Root Cause Analysis:
The oil on the plugs was being caused by leaking valve covers and that was fixed by installing new gaskets as well as replacing the stock valve cover scews.

I think the smoking and the rough idle were symptoms to the EGR valve not being sealed properly. The first few threads in the head for the top EGR valve wer stipped. After looking at it closer, the top bolt of the EGR was only able to get a few threads in; the screw was a tab too short. I suspect that the boost eventually put enough pressure on the bolt that it stripped out of the head. As time passed, it just got continously worse and I think this caused a leak that lead to the rough idles which contributed to the smoke. That's just my theory, I could be wrong.

Either way, she is purring like a cat now which makes me very happy given the length of time I've been troubleshooting this.

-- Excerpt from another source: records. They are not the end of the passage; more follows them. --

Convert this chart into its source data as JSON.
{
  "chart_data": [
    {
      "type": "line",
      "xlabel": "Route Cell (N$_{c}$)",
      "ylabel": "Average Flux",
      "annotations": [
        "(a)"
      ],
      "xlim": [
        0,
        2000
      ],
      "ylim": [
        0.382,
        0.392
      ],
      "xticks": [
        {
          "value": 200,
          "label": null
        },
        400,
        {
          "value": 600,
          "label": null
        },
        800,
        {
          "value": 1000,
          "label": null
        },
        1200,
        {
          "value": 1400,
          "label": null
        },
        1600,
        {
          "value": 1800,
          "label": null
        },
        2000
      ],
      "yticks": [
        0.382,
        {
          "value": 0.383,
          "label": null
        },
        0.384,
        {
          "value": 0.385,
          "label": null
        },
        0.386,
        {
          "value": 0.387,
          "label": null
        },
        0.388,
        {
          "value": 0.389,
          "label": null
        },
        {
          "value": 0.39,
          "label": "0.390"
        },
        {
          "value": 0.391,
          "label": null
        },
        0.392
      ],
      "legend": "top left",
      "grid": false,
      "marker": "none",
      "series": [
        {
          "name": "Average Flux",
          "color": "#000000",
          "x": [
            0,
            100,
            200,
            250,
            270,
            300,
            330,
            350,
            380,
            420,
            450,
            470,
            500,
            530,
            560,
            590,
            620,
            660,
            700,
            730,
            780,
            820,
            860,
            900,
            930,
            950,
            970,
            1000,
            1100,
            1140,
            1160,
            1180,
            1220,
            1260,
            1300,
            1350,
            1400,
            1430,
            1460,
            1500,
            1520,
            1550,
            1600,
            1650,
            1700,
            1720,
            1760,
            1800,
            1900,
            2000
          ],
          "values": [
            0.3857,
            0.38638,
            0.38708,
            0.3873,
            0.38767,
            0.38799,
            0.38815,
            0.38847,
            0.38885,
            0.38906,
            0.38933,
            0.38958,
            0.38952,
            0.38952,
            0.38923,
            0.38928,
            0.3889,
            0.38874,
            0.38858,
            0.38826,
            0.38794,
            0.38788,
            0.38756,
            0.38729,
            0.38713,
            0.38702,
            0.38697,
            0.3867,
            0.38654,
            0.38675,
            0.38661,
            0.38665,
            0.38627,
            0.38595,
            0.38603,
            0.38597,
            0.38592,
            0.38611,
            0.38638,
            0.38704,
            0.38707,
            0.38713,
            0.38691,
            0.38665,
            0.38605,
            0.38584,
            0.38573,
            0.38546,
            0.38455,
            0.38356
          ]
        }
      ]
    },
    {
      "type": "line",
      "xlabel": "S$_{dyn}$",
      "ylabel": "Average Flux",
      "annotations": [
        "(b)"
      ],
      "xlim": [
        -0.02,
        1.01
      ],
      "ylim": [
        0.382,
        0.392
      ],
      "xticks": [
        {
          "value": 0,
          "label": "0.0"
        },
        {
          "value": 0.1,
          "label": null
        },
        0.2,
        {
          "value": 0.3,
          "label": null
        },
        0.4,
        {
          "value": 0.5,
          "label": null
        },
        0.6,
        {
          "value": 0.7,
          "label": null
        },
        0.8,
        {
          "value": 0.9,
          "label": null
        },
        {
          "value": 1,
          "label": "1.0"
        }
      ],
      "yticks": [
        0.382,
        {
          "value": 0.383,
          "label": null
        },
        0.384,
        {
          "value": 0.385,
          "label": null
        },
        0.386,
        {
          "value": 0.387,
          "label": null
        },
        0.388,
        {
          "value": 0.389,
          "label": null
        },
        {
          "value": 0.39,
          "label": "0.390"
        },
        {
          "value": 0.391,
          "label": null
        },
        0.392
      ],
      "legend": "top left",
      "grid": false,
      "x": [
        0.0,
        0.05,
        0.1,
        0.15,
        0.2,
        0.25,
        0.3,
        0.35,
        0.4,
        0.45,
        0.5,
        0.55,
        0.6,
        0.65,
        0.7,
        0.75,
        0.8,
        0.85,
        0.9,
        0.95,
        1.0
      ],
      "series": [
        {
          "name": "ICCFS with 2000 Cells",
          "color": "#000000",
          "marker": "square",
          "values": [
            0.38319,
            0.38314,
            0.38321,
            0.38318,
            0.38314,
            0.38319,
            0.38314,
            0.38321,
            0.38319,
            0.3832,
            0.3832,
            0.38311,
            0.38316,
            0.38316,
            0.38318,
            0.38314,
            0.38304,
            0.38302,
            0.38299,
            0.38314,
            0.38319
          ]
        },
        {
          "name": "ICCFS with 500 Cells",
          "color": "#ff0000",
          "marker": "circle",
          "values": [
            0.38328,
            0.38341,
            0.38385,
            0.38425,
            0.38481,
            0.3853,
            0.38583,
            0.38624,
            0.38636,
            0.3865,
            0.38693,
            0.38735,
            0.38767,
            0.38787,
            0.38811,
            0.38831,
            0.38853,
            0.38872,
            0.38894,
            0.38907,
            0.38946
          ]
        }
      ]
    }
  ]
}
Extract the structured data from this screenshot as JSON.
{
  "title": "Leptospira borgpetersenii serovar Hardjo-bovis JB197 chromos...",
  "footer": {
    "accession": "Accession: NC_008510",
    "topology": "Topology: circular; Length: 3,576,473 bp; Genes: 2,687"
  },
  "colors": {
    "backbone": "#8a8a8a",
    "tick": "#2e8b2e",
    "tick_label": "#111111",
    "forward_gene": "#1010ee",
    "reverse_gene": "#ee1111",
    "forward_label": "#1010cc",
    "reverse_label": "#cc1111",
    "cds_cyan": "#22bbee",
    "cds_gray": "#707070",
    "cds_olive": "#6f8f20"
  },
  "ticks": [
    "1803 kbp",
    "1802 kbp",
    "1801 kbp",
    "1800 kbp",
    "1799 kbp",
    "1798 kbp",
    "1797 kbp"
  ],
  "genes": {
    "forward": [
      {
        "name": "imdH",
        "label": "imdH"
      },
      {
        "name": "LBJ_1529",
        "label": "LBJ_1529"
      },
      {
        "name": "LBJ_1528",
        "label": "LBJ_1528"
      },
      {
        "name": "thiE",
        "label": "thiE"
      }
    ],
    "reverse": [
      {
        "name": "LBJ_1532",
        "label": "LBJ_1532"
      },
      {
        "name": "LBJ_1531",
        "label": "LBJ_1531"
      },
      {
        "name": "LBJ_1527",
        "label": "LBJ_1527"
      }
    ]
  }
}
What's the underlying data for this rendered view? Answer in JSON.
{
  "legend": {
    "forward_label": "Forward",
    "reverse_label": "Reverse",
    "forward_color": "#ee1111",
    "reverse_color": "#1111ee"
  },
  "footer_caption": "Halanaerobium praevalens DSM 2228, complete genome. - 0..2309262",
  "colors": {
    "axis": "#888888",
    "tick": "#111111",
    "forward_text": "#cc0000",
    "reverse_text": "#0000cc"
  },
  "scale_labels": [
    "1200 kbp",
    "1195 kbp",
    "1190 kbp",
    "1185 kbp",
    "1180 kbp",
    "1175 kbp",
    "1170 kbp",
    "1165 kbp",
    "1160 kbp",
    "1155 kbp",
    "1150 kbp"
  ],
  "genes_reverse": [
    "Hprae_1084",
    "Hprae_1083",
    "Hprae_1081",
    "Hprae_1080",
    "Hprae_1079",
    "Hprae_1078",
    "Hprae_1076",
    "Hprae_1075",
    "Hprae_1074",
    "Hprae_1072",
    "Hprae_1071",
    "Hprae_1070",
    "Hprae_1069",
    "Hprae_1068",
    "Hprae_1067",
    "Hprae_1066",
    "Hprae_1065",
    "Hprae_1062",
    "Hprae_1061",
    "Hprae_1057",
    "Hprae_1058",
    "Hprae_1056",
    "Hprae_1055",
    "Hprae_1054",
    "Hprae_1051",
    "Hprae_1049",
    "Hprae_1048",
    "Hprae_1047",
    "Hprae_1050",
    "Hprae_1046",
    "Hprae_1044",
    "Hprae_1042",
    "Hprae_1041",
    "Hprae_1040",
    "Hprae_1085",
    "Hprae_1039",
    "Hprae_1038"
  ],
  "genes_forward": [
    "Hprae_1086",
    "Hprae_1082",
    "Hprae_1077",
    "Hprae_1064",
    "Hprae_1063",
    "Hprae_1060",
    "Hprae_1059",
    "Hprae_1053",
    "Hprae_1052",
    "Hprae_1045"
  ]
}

Thank you to everyone who offered advise and a second set of eyes. I think we can call this one fixed - yay!
 

SupraBog

New Member
Feb 11, 2011
14
0
0
Vancouver
Glad to hear you fixed it. I'm also having a similar issue, and the only thing I haven't done yet is take the intake manifold off. I'm going to do that now, see if there's a giant vacuum leak. Thanks!
 

Jonnymkiii

High Altitude
Mar 31, 2005
140
0
16
50
Boulder, Co
When you get the manifold off, see if the internal EGR channel is clogged with carbon deposits; mine was 100% restricted when I took mine off. Good luck!